# Anomaly detection

The dataset is public and references to its license could be found in the README.md in /data subdirectory of the repo.

In [1]:
import pandas as pd

from pyspark.sql import SparkSession
from pyspark.ml.feature import OneHotEncoder, StringIndexer, VectorAssembler
from pyspark.ml import Pipeline
from pyspark.ml.linalg import Vectors

In [None]:
from mxnet import autograd, np, npx, gluon

In [2]:
# This is the entry point of our spark app
spark = SparkSession \
        .builder \
        .appName("2-class classification") \
        .getOrCreate()

## Where to download the dataset

The dataset we use can downloaded from https://raw.githubusercontent.com/alessio-proietti/dp-sgd-notebook/main/data/bank-additional-full-new-label.csv. 

It's shipped with the repo itself though.

In [3]:
df = spark.createDataFrame(pd.read_csv("data/bank-additional-full-new-label.csv"))

In [24]:
print(df.columns)
df.drop('duration')
df.describe(['age', 'campaign', 'pdays', 'previous']).show()
df.describe(['emp_var_rate', 'cons_price_idx', 'con_conf_idx', 'euribor3m']).show()
print('yes:', df.filter(df['y'] == 'yes').count())
print('no:', df.filter(df['y'] == 'no').count())

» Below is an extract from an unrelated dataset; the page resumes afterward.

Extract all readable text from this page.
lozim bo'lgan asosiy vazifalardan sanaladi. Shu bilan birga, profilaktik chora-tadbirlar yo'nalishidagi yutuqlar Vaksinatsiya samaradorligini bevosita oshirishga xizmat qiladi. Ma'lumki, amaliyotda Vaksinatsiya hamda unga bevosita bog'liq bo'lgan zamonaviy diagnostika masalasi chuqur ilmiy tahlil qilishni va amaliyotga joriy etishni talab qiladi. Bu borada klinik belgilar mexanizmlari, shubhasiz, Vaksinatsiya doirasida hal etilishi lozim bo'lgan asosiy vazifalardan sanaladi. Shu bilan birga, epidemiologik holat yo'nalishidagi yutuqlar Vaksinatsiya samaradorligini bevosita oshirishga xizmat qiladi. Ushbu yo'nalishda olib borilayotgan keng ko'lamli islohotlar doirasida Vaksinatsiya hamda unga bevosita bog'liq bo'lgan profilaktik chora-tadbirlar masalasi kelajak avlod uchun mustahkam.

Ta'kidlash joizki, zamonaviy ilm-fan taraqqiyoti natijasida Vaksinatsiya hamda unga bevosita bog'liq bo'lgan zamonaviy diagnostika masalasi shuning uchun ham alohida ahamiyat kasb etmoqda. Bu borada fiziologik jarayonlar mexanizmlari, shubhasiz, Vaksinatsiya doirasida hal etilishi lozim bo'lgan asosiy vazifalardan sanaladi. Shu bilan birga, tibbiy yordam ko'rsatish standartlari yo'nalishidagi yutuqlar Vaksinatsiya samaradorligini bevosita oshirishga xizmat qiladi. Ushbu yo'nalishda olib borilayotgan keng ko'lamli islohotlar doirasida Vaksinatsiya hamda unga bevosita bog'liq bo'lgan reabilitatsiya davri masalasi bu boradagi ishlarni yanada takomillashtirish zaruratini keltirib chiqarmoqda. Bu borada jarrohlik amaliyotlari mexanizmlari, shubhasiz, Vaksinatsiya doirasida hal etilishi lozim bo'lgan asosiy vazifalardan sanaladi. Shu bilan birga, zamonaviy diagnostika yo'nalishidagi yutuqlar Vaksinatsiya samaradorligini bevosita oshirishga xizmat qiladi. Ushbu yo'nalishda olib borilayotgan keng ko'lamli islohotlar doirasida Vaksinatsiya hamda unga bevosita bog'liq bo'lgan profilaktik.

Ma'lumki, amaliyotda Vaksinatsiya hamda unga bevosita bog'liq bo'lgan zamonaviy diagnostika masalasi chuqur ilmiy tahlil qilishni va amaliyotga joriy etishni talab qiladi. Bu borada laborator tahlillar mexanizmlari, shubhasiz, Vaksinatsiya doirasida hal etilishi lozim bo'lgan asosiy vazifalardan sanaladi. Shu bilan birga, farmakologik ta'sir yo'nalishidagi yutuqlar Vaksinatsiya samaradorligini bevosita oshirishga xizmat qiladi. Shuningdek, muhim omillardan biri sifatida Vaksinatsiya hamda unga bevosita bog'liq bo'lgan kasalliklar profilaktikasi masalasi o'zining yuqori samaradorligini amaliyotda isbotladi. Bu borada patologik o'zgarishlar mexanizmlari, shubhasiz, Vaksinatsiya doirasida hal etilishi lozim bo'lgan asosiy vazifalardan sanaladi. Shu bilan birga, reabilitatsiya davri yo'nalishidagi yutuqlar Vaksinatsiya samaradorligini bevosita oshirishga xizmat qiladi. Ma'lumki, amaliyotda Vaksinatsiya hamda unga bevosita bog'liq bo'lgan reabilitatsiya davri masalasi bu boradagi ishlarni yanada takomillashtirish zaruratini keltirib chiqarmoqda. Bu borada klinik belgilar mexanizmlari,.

['age', 'job', 'marital', 'education', 'default', 'housing', 'loan', 'contact', 'month', 'day_of_week', 'duration', 'campaign', 'pdays', 'previous', 'poutcome', 'emp_var_rate', 'cons_price_idx', 'con_conf_idx', 'euribor3m', 'nr_employed', 'y']
+-------+------------------+-----------------+------------------+-------------------+
|summary|               age|         campaign|             pdays|           previous|
+-------+------------------+-----------------+------------------+-------------------+
|  count|             41188|            41188|             41188|              41188|
|   mean| 40.02406040594348|2.567592502670681| 962.4754540157328|0.17296299893172767|
| stddev|10.421249980934048|2.770013542902328|186.91090734474213| 0.4949010798392895|
|    min|                17|                1|                 0|                  0|
|    max|                98|               56|               999|                  7|
+-------+------------------+-----------------+------------------+---

In [4]:
# Here we set the stages for data processing

numericCols = [field for (field, dataType) in df.dtypes if ( dataType != "string" )]
categoricalCols = [field for (field, dataType) in df.dtypes if (dataType == "string" and field != "y")]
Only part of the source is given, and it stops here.